Motor sport/ Spanish Grand Prix: BAR's Jenson Button has admitted the two-race ban handed down to his team spells the end of any ambitions he might have harboured of winning this year's Formula One world championship.
"You've got to say that our chance of winning the championship is pretty much gone," he said in the wake of the FIA suspending BAR from the championship after the team was deemed to have displayed a "lack of transparency" and "regrettable negligence" in their treatment of an investigation into a hidden fuel cell in the team's car.
"To come back's pretty much impossible,," he added, "especially with Renault being so strong in the first few races and Ferrari will be strong for the rest of the year."
Button and his team-mate, Takuma Sato, must sit out the Spanish and Monaco races and with both losing the points scored in Imola will have nothing to show for the season when they return to racing at the Nurburgring in three weeks' time.
BAR had arrived in Barcelona buoyed by a performance advantage found in pre-Imola testing, a boost from a poor start to the season that had left the British driver feeling he could fight for the drivers' championship
"With the step we made at Mugello I thought 'wow, we are going to have an awesome year this year'. This is the first one I thought I had a chance to challenge for the championship," he said. "I'd worked it out I had to beat (championship leader) Fernando Alonso by two points in every race, which I thought was reasonable."
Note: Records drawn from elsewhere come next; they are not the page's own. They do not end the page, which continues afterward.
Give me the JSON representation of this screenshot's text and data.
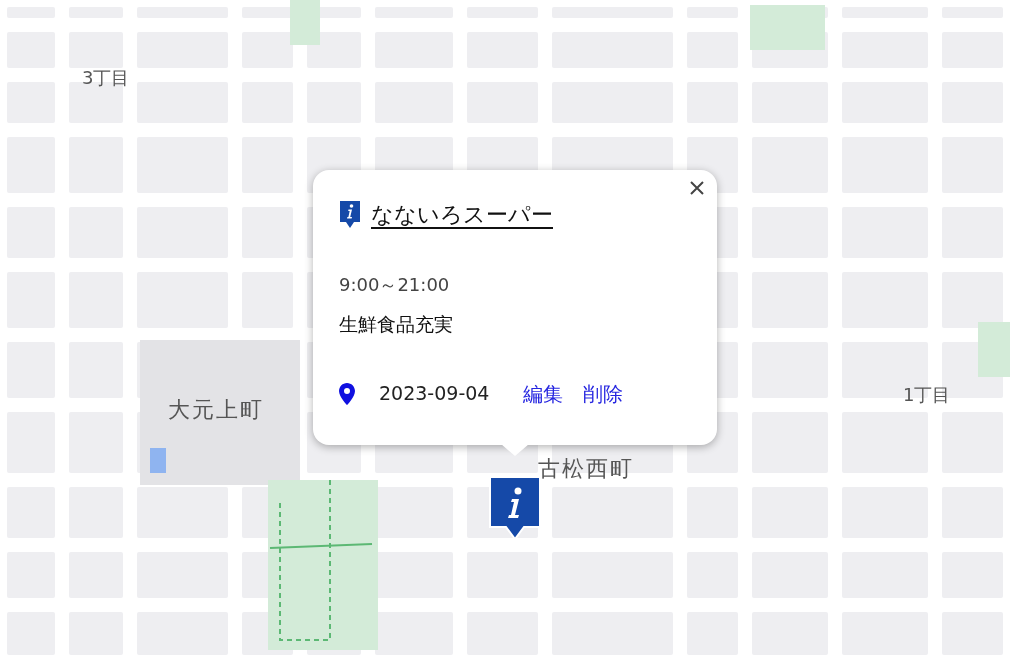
{
  "map": {
    "labels": [
      {
        "text": "3丁目"
      },
      {
        "text": "大元上町"
      },
      {
        "text": "1丁目"
      },
      {
        "text": "古松西町"
      }
    ]
  },
  "popup": {
    "title": "なないろスーパー",
    "hours": "9:00～21:00",
    "description": "生鮮食品充実",
    "date": "2023-09-04",
    "actions": [
      "編集",
      "削除"
    ]
  }
}
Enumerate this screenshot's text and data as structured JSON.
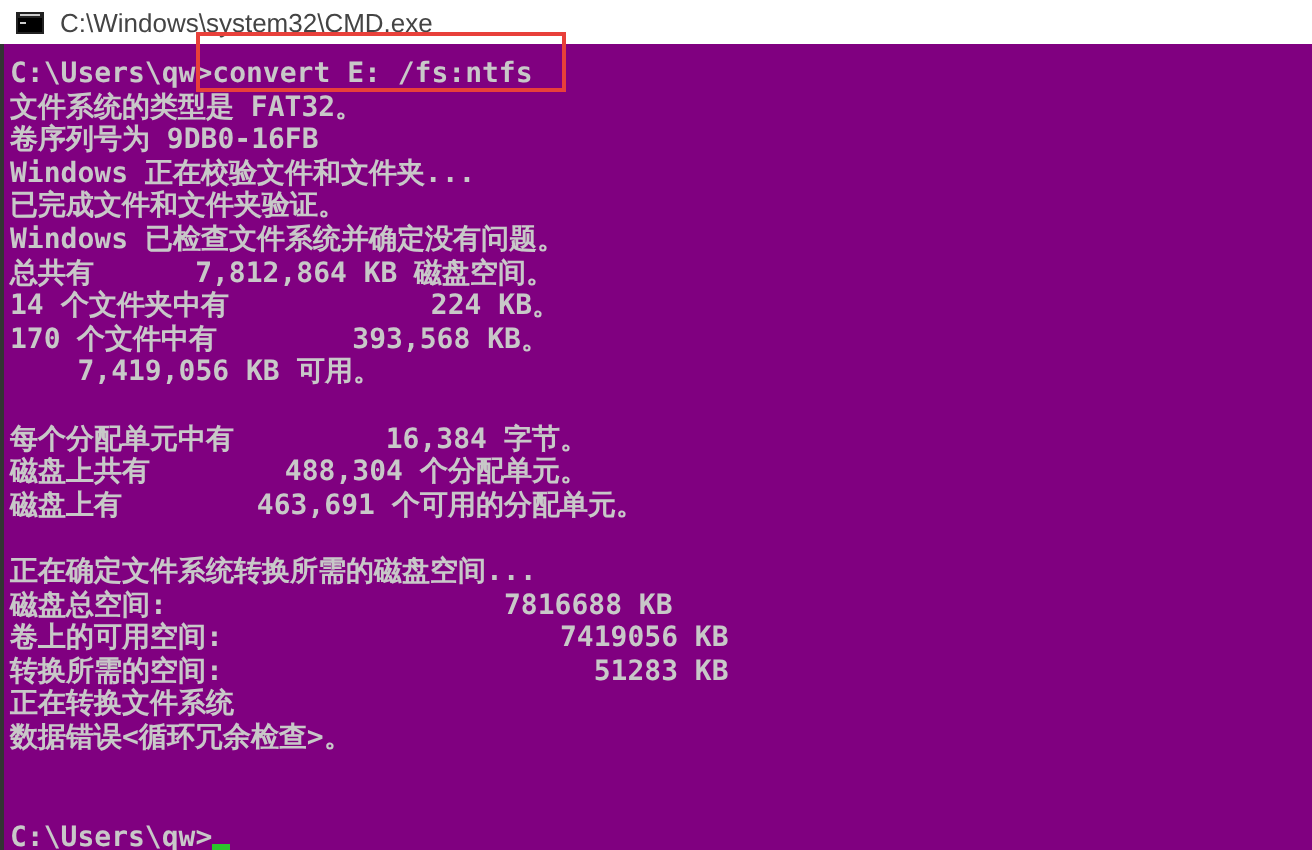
{
  "window": {
    "title": "C:\\Windows\\system32\\CMD.exe"
  },
  "console": {
    "blocks": [
      {
        "lines": [
          "C:\\Users\\qw>convert E: /fs:ntfs",
          "文件系统的类型是 FAT32。",
          "卷序列号为 9DB0-16FB",
          "Windows 正在校验文件和文件夹...",
          "已完成文件和文件夹验证。",
          "Windows 已检查文件系统并确定没有问题。",
          "总共有      7,812,864 KB 磁盘空间。",
          "14 个文件夹中有            224 KB。",
          "170 个文件中有        393,568 KB。",
          "    7,419,056 KB 可用。"
        ]
      },
      {
        "lines": [
          "每个分配单元中有         16,384 字节。",
          "磁盘上共有        488,304 个分配单元。",
          "磁盘上有        463,691 个可用的分配单元。"
        ]
      },
      {
        "lines": [
          "正在确定文件系统转换所需的磁盘空间...",
          "磁盘总空间:                    7816688 KB",
          "卷上的可用空间:                    7419056 KB",
          "转换所需的空间:                      51283 KB",
          "正在转换文件系统",
          "数据错误<循环冗余检查>。"
        ]
      }
    ],
    "prompt": "C:\\Users\\qw>"
  }
}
That is now not to be and the absence of BAR for two races means that points that would have surely gone the team's way here and in Monaco are up for grabs.
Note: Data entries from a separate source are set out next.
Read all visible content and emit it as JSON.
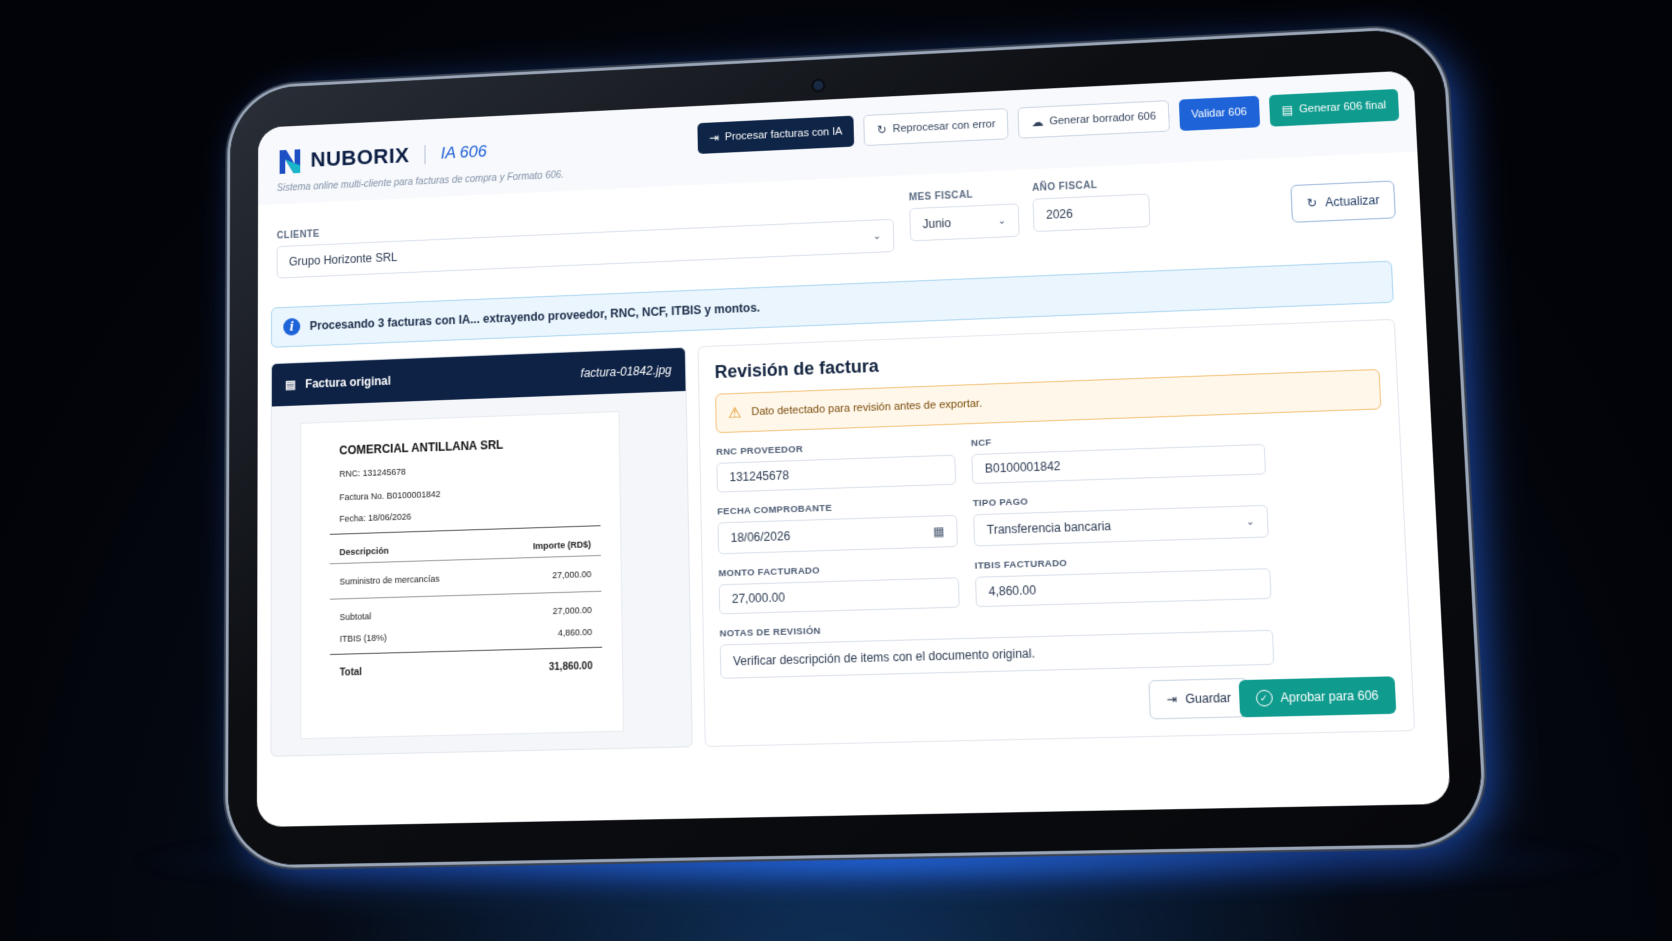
{
  "app": {
    "brand": "NUBORIX",
    "product": "IA 606",
    "subtitle": "Sistema online multi-cliente para facturas de compra y Formato 606."
  },
  "toolbar": {
    "process": "Procesar facturas con IA",
    "reprocess": "Reprocesar con error",
    "draft": "Generar borrador 606",
    "validate": "Validar 606",
    "final": "Generar 606 final"
  },
  "filters": {
    "client_label": "CLIENTE",
    "client_value": "Grupo Horizonte SRL",
    "month_label": "MES FISCAL",
    "month_value": "Junio",
    "year_label": "AÑO FISCAL",
    "year_value": "2026",
    "refresh": "Actualizar"
  },
  "banner": {
    "text": "Procesando 3 facturas con IA... extrayendo proveedor, RNC, NCF, ITBIS y montos."
  },
  "original": {
    "title": "Factura original",
    "filename": "factura-01842.jpg",
    "company": "COMERCIAL ANTILLANA SRL",
    "rnc": "RNC:  131245678",
    "invoice_no": "Factura No. B0100001842",
    "date": "Fecha:  18/06/2026",
    "col_desc": "Descripción",
    "col_amount": "Importe (RD$)",
    "item_desc": "Suministro de mercancías",
    "item_amount": "27,000.00",
    "subtotal_label": "Subtotal",
    "subtotal_value": "27,000.00",
    "itbis_label": "ITBIS (18%)",
    "itbis_value": "4,860.00",
    "total_label": "Total",
    "total_value": "31,860.00"
  },
  "review": {
    "title": "Revisión de factura",
    "warning": "Dato detectado para revisión antes de exportar.",
    "rnc_label": "RNC PROVEEDOR",
    "rnc_value": "131245678",
    "ncf_label": "NCF",
    "ncf_value": "B0100001842",
    "date_label": "FECHA COMPROBANTE",
    "date_value": "18/06/2026",
    "pay_label": "TIPO PAGO",
    "pay_value": "Transferencia bancaria",
    "amount_label": "MONTO FACTURADO",
    "amount_value": "27,000.00",
    "itbis_label": "ITBIS FACTURADO",
    "itbis_value": "4,860.00",
    "notes_label": "NOTAS DE REVISIÓN",
    "notes_value": "Verificar descripción de items con el documento original.",
    "save": "Guardar",
    "approve": "Aprobar para 606"
  },
  "colors": {
    "navy": "#0e2245",
    "accent_blue": "#1e64d8",
    "teal": "#0f9b8e",
    "warning": "#e09016"
  }
}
Top of the list to take them are McLaren, who with the removal of Button from the Imola result grabbed third place and a podium spot for Alex Wurz, the team's test driver who had last competed in a grand prix in 2000, for Benetton.
It has been a frustrating season so far for the Mercedes-powered team, who feel they have built their best car for several seasons.
Kimi Raikkonen has been dogged by tabloid tales of bad behaviour away from the race track and most recently Juan Pablo Montoya was ruled out of two races with a scapula fractured playing tennis.
Despite claiming good results with four different drivers - second tester Pedro de la Rosa claimed fifth in Bahrain - McLaren have not made the most of the difficulties encountered by Ferrari in the first four races of the campaign.
Tomorrow could see a reversal of those fortunes, though, in yesterday's second practice session, Montoya, returned from injury, almost compounded the pain with a massive off at turn nine, though he was unhurt."I went to see the FIA medical delegate (Gary Hartstein) afterwards and he said I was absolutely fine," said Montoya.
McLaren's position is strengthened by the woes being experienced at Williams. The BMW-powered team yesterday discovered an exhaust valve problem with Nick Heidfeld's car and were forced to request new powerplants for both their drivers' cars from BMW.
Heidfeld ran in yesterday's practice sessions, meaning that with a new engine fitted today he will be demoted 10 places on tomorrow's grid.
All of which leaves Renault and Ferrari. The French team's star turn Fernando Alonso arrived on home turf after three straight wins and a stirring and encouragingly aggressive defence of his lead against Michael Schumacher at Imola.
There is pressure on the 23-year-old's shoulders, however. The Circuit de Catalunya is a sea of Renault blue and yellow this weekend, every last ticket for the 115,000-capacity track having been snapped up weeks ago.
It is pressure Michael Schumacher will hope to exploit.